Theories of synaptic memory consolidation and intelligent plasticity for continual learning

TL;DR

This paper explores how complex synaptic dynamics and internal states enable continual learning in neural networks, emphasizing the importance of plasticity mechanisms and synaptic metaplasticity for lifelong intelligence.

Contribution

It provides a comprehensive survey of theoretical models highlighting internal synaptic states and metaplasticity as key to continual learning in artificial and biological systems.

Findings

Synaptic internal states are crucial for lifelong learning.

Plasticity algorithms leveraging internal states improve memory retention.

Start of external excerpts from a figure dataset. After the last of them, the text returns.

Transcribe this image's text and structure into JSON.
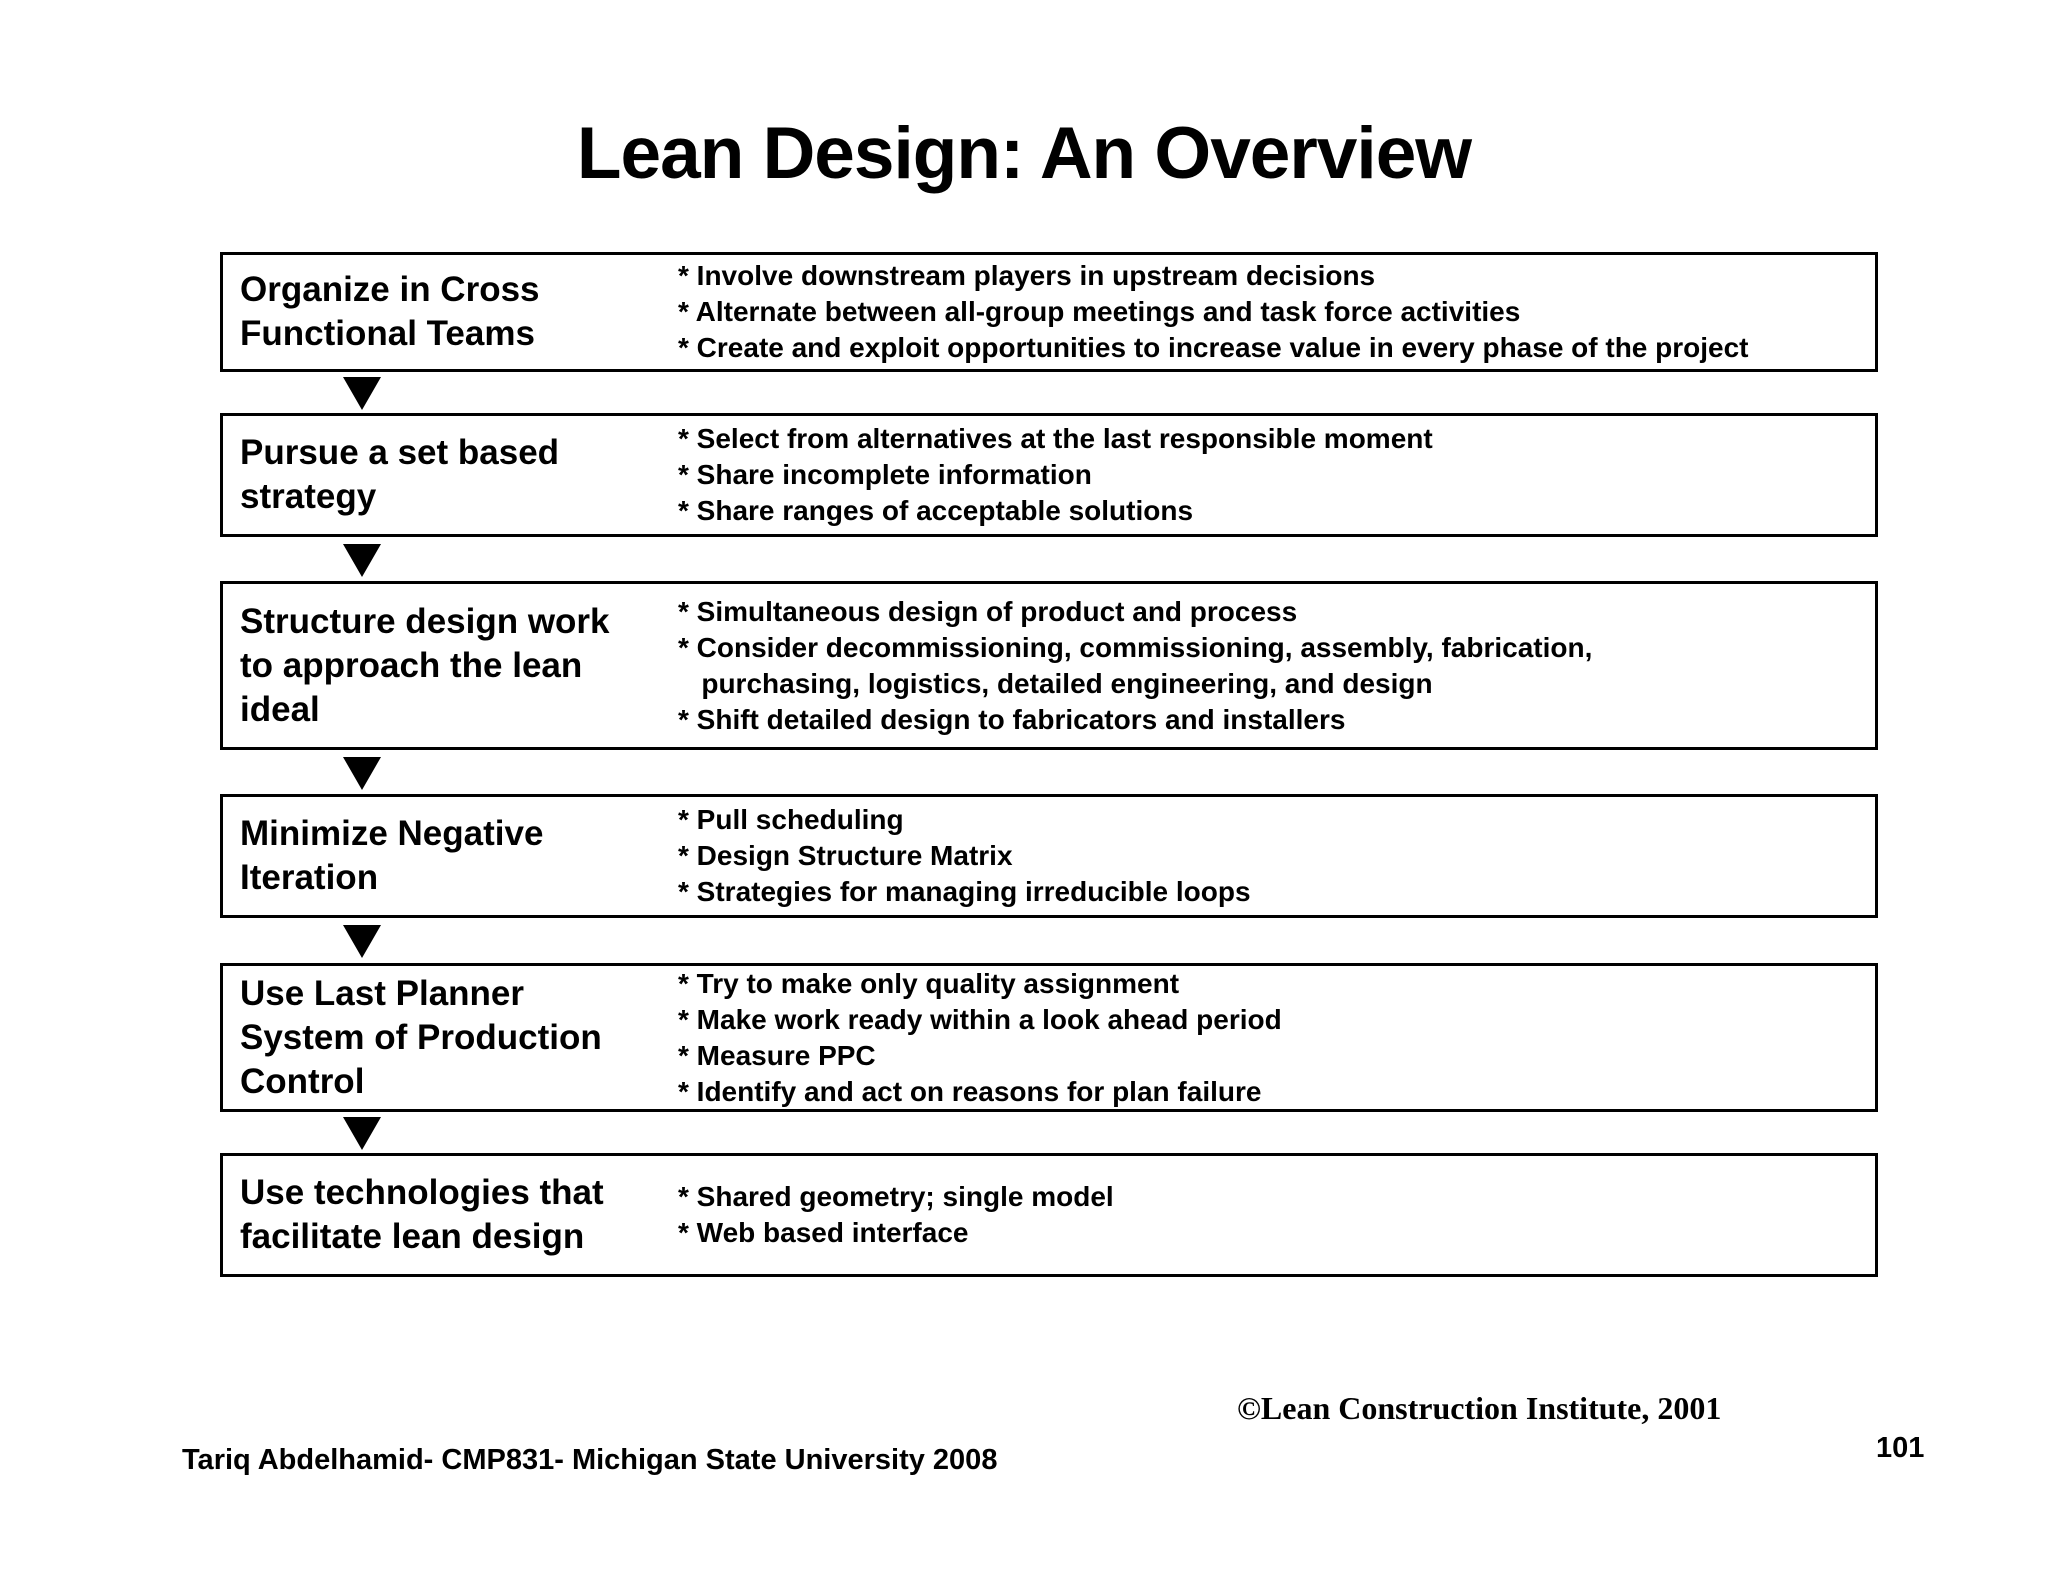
{
  "slide": {
    "title": "Lean Design: An Overview",
    "colors": {
      "background": "#ffffff",
      "text": "#000000",
      "box_border": "#000000",
      "arrow": "#000000"
    },
    "icons": {
      "down_arrow": "solid-black-triangle-pointing-down"
    },
    "steps": [
      {
        "heading": "Organize in Cross\nFunctional Teams",
        "bullets": [
          "* Involve downstream players in upstream decisions",
          "* Alternate between all-group meetings and task force activities",
          "* Create and exploit opportunities to increase value in every phase of the project"
        ]
      },
      {
        "heading": "Pursue a set based\nstrategy",
        "bullets": [
          "* Select from alternatives at the last responsible moment",
          "* Share incomplete information",
          "* Share ranges of acceptable solutions"
        ]
      },
      {
        "heading": "Structure design work\nto approach the lean\nideal",
        "bullets": [
          "* Simultaneous design of product and process",
          "* Consider decommissioning, commissioning, assembly, fabrication,\n   purchasing, logistics, detailed engineering, and design",
          "* Shift detailed design to fabricators and installers"
        ]
      },
      {
        "heading": "Minimize Negative\nIteration",
        "bullets": [
          "* Pull scheduling",
          "* Design Structure Matrix",
          "* Strategies for managing irreducible loops"
        ]
      },
      {
        "heading": "Use Last Planner\nSystem of Production\nControl",
        "bullets": [
          "* Try to make only quality assignment",
          "* Make work ready within a look ahead period",
          "* Measure PPC",
          "* Identify and act on reasons for plan failure"
        ]
      },
      {
        "heading": "Use technologies that\nfacilitate lean design",
        "bullets": [
          "* Shared geometry; single model",
          "* Web based interface"
        ]
      }
    ],
    "footer": {
      "credit": "©Lean Construction Institute, 2001",
      "author": "Tariq Abdelhamid- CMP831- Michigan State University 2008",
      "page_number": "101"
    }
  }
}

Synaptic metaplasticity sustains continual learning capabilities.

Abstract

Humans and animals learn throughout life. Such continual learning is crucial for intelligence. In this chapter, we examine the pivotal role plasticity mechanisms with complex internal synaptic dynamics could play in enabling this ability in neural networks. By surveying theoretical research, we highlight two fundamental enablers for continual learning. First, synaptic plasticity mechanisms must maintain and evolve an internal state over several behaviorally relevant timescales. Second, plasticity algorithms must leverage the internal state to intelligently regulate plasticity at individual synapses to facilitate the seamless integration of new memories while avoiding detrimental interference with existing ones. Our chapter covers successful applications of these principles to deep neural networks and underscores the significance of synaptic metaplasticity in sustaining continual learning capabilities. Finally, we outline avenues for further research to understand the brain's superb continual learning abilities and harness similar mechanisms for artificial intelligence systems.